Il ne protesta pas et Rose resta à l'entrée de l'infirmerie. Regardant autour d'elle, elle vit que les lits occupés la veille par les Serpentards étaient vides, excepté un, entouré des rideaux blancs qu'elle connaissait bien. Elle devina qu'il s'agissait de Rowland et se demanda si sa mémoire lui jouait le tour prévu par Mandy. Et si les marques sur sa peau allaient être identifiables ou pas.
Ce faisant, Rose essayait en même temps d'ignorer ses paumes moites et se mordait inconsciemment la lèvre du bas, nerveuse.
Madame Pomfresh escorta Idriss vers la sortie. Son ami adressa un pouce en l'air à Rose, signifiant que tout allait bien.
- Tu remonteras à la Salle Commune toute seule ?
- Pas de souci.
Il disparut et Rose se retourna, tombant nez à nez avec l'infirmière. Elle soutint son regard calmement.
- Warrington est parti.
Ce n'était pas une question et Pomfresh ne répondit pas.
- Elle s'est réveillée ?
- Oui.
Elle se mit à marcher, Rose la suivit et écouta.
- Les marques sont minimisées, mais elles resteront à vie. Je ne peux rien faire de plus.
Elle paraissait frustrée devant cet échec. Rose resta évidemment silencieuse, attendant la suite.
- Elle ne se souvient pas, révéla l'infirmière en s'arrêtant devant son bureau.

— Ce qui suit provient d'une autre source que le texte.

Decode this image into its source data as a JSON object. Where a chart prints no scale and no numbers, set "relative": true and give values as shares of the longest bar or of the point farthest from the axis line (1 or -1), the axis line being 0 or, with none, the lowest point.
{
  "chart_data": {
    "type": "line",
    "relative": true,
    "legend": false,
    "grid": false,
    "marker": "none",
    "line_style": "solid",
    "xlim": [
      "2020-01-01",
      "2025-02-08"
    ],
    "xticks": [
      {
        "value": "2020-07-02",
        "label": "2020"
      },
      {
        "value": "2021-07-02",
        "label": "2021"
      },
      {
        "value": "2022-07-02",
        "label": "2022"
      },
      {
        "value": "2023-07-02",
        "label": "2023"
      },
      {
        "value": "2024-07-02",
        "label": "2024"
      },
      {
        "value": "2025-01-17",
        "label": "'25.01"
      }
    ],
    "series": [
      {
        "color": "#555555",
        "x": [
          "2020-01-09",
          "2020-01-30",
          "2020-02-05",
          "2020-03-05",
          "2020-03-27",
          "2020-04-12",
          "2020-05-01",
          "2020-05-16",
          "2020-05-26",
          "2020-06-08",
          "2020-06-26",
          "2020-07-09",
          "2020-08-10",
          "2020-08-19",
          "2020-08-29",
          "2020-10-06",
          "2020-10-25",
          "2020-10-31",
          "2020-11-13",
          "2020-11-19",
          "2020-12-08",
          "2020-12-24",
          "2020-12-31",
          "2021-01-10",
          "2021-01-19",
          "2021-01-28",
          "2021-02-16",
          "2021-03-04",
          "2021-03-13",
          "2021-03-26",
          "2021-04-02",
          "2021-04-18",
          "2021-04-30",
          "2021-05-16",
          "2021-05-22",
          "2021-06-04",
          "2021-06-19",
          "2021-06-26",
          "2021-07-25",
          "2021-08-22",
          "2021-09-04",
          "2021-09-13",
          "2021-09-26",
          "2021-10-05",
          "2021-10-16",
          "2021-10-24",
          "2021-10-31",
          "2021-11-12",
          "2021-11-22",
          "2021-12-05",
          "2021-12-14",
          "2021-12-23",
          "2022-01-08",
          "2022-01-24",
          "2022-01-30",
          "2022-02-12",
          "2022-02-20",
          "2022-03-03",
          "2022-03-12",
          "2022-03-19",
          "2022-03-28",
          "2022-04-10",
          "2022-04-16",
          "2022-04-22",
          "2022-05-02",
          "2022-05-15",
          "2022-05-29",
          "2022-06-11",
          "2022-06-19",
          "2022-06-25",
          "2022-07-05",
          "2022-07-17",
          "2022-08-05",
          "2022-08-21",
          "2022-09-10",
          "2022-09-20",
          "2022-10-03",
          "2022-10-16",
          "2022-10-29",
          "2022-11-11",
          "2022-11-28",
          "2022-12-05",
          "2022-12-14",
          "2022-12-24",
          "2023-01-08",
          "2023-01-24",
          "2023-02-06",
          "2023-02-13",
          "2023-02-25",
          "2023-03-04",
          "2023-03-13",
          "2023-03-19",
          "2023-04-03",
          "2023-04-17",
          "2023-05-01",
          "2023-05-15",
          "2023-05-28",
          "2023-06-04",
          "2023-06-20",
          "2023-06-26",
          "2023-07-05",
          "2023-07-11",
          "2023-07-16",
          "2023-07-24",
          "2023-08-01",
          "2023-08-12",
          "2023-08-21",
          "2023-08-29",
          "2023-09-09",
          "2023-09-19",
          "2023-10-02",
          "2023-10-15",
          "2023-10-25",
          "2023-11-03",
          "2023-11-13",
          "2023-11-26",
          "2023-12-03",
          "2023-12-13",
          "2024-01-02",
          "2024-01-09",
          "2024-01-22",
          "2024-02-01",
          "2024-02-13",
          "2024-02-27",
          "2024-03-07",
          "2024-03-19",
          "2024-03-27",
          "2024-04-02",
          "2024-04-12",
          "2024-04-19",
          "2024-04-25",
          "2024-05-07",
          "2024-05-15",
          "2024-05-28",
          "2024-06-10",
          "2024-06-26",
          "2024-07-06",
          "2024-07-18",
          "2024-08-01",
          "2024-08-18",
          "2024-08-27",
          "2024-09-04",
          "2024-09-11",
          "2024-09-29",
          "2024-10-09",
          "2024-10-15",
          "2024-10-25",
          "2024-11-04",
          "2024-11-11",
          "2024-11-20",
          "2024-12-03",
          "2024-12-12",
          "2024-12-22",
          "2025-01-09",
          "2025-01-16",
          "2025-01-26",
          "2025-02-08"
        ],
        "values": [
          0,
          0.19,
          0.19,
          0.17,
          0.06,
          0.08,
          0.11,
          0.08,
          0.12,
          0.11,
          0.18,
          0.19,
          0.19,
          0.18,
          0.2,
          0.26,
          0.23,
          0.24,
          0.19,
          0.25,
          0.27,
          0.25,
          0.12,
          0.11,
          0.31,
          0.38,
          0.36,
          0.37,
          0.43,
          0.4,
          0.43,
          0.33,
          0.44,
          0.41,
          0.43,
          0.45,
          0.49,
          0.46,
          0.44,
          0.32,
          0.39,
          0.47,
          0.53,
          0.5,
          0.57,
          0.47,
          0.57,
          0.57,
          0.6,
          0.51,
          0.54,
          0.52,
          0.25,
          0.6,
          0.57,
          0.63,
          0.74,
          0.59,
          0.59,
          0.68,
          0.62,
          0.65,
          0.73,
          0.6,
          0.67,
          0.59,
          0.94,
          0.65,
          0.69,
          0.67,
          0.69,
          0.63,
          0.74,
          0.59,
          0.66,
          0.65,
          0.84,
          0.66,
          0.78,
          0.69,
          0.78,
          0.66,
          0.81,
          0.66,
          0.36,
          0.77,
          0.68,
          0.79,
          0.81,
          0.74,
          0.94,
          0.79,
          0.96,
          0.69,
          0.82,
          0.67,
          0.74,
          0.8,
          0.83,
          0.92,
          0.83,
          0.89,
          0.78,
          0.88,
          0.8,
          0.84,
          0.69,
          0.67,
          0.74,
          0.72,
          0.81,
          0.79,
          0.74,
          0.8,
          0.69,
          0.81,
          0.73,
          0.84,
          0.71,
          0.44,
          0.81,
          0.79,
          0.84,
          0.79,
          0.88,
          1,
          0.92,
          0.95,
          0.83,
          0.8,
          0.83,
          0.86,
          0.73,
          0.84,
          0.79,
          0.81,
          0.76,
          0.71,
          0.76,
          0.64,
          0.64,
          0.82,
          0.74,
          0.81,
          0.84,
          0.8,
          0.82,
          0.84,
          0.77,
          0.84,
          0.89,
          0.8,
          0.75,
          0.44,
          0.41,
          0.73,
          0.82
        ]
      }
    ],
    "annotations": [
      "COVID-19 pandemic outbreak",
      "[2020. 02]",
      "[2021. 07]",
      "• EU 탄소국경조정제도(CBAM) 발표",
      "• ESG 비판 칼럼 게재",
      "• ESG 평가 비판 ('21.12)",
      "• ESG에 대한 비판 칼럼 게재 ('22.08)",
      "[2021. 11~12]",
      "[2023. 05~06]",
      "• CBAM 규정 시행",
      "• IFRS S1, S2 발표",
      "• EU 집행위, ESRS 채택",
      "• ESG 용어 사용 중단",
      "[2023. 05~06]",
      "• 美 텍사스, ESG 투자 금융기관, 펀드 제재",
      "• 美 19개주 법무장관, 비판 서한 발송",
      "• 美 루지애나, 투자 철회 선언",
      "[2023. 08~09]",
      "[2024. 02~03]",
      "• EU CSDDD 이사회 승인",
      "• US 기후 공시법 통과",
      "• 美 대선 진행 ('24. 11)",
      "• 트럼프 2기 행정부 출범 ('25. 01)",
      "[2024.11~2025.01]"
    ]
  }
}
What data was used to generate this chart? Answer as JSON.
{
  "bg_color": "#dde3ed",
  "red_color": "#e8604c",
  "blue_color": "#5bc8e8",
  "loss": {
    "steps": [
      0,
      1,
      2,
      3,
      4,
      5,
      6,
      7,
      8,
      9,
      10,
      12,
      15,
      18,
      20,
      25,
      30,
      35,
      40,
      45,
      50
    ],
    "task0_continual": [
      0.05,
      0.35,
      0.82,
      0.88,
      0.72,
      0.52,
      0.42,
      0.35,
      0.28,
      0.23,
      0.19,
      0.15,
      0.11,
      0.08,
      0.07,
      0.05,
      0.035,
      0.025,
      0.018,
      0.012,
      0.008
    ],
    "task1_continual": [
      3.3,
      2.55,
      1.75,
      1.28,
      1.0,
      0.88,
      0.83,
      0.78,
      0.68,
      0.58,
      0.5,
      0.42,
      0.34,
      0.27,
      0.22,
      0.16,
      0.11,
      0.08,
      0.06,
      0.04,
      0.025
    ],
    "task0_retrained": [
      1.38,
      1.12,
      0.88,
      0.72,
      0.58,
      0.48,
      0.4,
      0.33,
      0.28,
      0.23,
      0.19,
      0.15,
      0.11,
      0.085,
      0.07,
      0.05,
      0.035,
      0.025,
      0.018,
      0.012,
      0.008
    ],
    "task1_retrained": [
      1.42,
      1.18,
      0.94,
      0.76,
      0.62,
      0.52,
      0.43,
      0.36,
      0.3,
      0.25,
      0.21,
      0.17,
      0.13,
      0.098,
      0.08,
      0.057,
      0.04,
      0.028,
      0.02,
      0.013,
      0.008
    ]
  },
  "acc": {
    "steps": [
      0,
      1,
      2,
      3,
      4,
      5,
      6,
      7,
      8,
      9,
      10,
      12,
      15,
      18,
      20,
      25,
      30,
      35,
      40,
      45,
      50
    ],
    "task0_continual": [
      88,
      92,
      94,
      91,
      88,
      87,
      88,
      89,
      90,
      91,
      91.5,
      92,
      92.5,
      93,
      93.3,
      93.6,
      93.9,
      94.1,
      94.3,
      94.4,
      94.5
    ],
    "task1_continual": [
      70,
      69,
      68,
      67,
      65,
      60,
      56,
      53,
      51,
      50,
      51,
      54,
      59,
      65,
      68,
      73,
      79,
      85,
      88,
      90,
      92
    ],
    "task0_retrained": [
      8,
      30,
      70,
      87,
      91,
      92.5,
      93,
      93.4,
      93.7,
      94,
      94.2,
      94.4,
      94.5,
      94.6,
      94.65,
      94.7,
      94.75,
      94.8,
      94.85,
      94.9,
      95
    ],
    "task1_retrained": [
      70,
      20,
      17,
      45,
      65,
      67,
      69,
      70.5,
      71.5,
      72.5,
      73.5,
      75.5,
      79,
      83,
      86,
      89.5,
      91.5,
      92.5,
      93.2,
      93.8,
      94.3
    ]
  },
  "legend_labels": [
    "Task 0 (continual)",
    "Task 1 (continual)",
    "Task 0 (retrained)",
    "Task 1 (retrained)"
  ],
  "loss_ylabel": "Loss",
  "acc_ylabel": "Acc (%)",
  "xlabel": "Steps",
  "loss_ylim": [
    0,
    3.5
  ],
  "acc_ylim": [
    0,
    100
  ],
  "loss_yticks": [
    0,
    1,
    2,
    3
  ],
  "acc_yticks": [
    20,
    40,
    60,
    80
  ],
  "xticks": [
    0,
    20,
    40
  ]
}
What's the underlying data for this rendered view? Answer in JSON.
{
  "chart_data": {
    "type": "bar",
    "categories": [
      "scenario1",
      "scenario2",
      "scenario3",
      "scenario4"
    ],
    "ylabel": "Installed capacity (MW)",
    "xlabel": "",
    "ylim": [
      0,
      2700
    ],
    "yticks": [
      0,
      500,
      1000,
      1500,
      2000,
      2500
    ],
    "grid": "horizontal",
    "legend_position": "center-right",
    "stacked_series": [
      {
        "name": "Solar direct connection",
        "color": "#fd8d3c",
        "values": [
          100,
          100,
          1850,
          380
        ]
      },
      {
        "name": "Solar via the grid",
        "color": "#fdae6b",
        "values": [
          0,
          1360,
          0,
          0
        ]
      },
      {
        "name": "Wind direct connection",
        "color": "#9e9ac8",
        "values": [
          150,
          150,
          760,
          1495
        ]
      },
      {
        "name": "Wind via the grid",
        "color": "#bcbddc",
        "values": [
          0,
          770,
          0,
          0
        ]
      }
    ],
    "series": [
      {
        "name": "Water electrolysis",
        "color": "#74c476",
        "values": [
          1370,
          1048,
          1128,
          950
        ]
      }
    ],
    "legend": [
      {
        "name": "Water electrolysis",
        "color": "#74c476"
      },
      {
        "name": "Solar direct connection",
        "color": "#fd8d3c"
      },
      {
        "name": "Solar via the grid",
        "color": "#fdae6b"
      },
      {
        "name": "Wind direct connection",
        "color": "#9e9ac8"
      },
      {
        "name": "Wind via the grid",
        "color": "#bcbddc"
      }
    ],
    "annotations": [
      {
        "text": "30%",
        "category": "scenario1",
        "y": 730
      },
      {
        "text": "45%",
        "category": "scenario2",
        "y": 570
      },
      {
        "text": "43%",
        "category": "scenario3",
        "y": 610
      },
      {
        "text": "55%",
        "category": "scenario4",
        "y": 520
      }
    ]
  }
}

À voix très basse, elle continua :
- Pour elle, un sort l'a atteinte alors qu'elle se penchait vers Monsieur Van Alten et elle a perdu connaissance, pour ne se réveiller qu'ici.
Rose hocha prudemment la tête, ne voulant pas montrer sa satisfaction et son soulagement. Elle allait offrir toute la réserve de chocolat de Honeydukes à Mandy.
- En tant que membre du personnel de l'école, je ne peux pas cautionner cet acte.
L'estomac de la Serdaigle se contracta douloureusement.
- En tant que sorcière au courant de votre situation, j'estime que c'était nécessaire, termina-t-elle, presque à contrecœur.
- Merci, fit Rose du bout des lèvres, comprenant qu'elle était en sécurité.
Elles se regardèrent intensément. Elle allait se tourner vers les lits pour se précipiter vers William avant que le courage ne la quitte de nouveau, quand Madame Pomfresh reprit, toujours d'une voix discrète.
- Je vais vous reposer la question. Avez-vous perdu le contrôle ?
- Non, affirma de nouveau Rose. Je me suis transformée pour défendre mes amis. Je cours plus vite comme ça…
Elle masqua l'agacement qui pointait en elle.
- À quel moment vous êtes-vous arrêtée avec Miss Rowland ?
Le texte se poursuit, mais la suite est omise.